On the human timescale most of the Earth seems passive and unchanging. But in some places -California, Italy, Turkey and Japan, for example -the Earth's crust is active and liable to move, producing earthquakes or volcanic eruptions.
These and other dynamic areas lie on the major earthquake belts, most of which run along the middle of the ocean basins, although some are situated on the edges of oceans (around the Pacific Ocean, for instance) or pass across continental land masses (as along the Alpine-Himalayan belt).
It is this observation that there are several relatively well-defined dynamic zones in the Earth's crust which forms the basis of plate tectonics.
According to this theory, the crust consists of several large, rigid plates and the movements of the plates produce the Earth's major structural features, such as mountain ranges, mid-ocean ridges, ocean trenches and large faults.
Stable areas with few or no earthquakes or active volcanoes lie in the middle of a plate, whereas active areas - where major structures are constantly being destroyed or created - are situated along the plate boundaries.
The positions and sizes of the crustal plates can be determined by studying the paths of seismic waves (shock waves produced by earthquakes) that travel around and through the Earth. Such studies have also made it possible to estimate the thickness of the plates.
Geologists have found that seismic waves tend to slow down and become less intense between about 100 and 400km below the surface. From this observation they suggest that the solid lithosphere (which consists of the Earth's outermost layer, the crust, and the top part of the mantle, the layer below the crust) "floats" on a less rigid layer (the asthenosphere) which, because it is flexible, allows vertical and horizontal movements of the rigid lithospheric plates.
By collating the findings from various seismological studies, geologists have discovered that the lithosphere is divided into a relatively small number of plates. Most of them are very large -covering millions of square kilometers - but are less than about 100km thick.
Movement of Tectonic Plates
The landforms, earthquake activity and volcanism that characterize plate boundaries are caused by movements of the plates. There are three principal motions: the plates may move apart, collide or slide past each other.
Plate separation entails the formation of new lithosphere between the plates involved. This process occurs at constructive plate boundaries along the crests of mid-ocean ridges (and is therefore termed sea-floor spreading), where material from the mantle wells up to create the new crust.
Plate collision, on the other hand, necessitates the destruction of lithosphere at a plate boundary. Ocean trenches mark destructive plate boundaries, and at these sites the lithosphere of one plate is thrust beneath an overriding plate and reabsorbed into the mantle; this process is called subduction.
Ultimately, continued subduction of an ocean basin can lead to the complete disappearance of the basin and collision of the continents at its edges. In such collisions, mountain belts may be formed as the continents push against each other and force upwards the intervening land - as occurred when India collided with Asia some 50 million years ago, creating the Himalayas.
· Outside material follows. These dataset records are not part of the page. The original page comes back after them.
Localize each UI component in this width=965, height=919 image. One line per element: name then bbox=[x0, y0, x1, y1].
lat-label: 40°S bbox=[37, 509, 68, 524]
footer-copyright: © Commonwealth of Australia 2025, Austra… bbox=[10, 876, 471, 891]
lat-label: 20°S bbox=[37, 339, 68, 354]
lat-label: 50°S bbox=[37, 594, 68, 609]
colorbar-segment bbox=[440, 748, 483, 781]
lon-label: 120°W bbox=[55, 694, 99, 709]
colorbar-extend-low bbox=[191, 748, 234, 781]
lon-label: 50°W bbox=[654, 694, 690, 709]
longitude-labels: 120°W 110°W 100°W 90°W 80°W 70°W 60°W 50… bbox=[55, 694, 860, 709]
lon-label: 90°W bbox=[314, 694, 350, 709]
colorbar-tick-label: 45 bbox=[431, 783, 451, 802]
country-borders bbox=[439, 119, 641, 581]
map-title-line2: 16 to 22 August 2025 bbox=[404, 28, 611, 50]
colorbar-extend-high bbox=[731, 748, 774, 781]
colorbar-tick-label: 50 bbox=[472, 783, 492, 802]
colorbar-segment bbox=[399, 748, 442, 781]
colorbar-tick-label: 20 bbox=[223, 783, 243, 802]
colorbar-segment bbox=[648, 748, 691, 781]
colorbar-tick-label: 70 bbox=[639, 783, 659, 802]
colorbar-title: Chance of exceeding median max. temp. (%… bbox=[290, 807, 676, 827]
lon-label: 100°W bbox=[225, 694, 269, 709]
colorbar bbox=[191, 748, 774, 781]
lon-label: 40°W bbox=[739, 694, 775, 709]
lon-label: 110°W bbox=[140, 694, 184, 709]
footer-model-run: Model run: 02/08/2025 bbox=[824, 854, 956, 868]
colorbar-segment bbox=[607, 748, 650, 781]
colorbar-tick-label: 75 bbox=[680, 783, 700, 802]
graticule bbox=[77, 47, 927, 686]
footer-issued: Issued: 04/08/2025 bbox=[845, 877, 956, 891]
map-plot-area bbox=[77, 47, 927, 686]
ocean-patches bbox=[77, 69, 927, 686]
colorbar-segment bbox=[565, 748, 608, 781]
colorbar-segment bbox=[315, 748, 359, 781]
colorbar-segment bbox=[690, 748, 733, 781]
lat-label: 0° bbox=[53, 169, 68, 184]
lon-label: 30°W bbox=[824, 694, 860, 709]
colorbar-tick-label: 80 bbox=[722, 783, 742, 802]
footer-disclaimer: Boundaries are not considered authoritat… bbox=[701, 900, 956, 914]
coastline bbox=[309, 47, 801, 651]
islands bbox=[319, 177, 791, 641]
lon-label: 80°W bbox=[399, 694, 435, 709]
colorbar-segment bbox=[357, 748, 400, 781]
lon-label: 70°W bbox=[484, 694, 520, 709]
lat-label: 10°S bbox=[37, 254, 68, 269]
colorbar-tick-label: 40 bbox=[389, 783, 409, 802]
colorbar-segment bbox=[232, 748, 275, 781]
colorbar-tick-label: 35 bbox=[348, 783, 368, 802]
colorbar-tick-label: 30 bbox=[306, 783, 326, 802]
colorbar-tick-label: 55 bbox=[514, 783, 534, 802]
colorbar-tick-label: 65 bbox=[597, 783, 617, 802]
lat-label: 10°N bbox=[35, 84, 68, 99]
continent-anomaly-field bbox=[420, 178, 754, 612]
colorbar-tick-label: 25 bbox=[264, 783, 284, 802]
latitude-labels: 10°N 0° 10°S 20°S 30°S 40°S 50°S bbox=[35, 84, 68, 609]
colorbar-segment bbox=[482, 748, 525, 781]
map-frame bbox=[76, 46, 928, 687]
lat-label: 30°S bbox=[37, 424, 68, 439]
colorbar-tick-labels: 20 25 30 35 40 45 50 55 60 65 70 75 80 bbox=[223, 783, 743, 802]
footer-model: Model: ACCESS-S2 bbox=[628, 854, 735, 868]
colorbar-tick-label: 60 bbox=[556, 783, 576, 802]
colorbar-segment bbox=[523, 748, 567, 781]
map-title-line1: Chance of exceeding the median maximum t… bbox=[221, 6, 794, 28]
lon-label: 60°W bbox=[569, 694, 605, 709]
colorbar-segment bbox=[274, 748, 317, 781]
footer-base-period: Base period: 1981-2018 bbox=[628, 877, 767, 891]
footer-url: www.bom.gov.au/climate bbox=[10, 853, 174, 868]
After a continental collision, the momentum of the plates is initially absorbed by thickening and over-thrusting of the continental crust. But there is a limit to which this process can occur and, because the continental crust is too buoyant to be subducted, the momentum must be dissipated in other ways - by the sideways movements of small plates that form within the newly-created mountain belt or by a more general, probably worldwide, change in the boundaries and movements of the plates.
The other principal type of plate movement occurs when plates slide past each other (at what are called sites of transform faulting) which, unlike the first two types of movement, involves neither creation nor destruction of the intervening lithosphere. Often major faults, such as the San Andreas fault in California, mark these plate boundaries (which are called conservative plate boundaries).
Tectonic Plate Movement Speed
Most of our knowledge about the very slow rates of plate movements has come from studies of the Earth's magnetic field. In the past the magnetic field has repeatedly reversed direction (a phenomenon called polarity reversal). A record of the changing magnetic field has been preserved in the permanent "fossil" magnetism of the basalt rocks that form the ocean floor.
Around sites of sea-floor spreading, bands of rocks with normal polarity alternate with bands having a reversed polarity. By dating these different bands, the speed of spreading can be deduced. Using this method it has been found that the speeds of plate separation vary from about 9mm a year in the northern Atlantic Ocean to 90mm a year in the Pacific Ocean.
From these determinations of separation speeds geologists have calculated the relative motions of plates that are moving together or sliding past each other. They have thus determined the movements of almost all the plates on the surface of the Earth.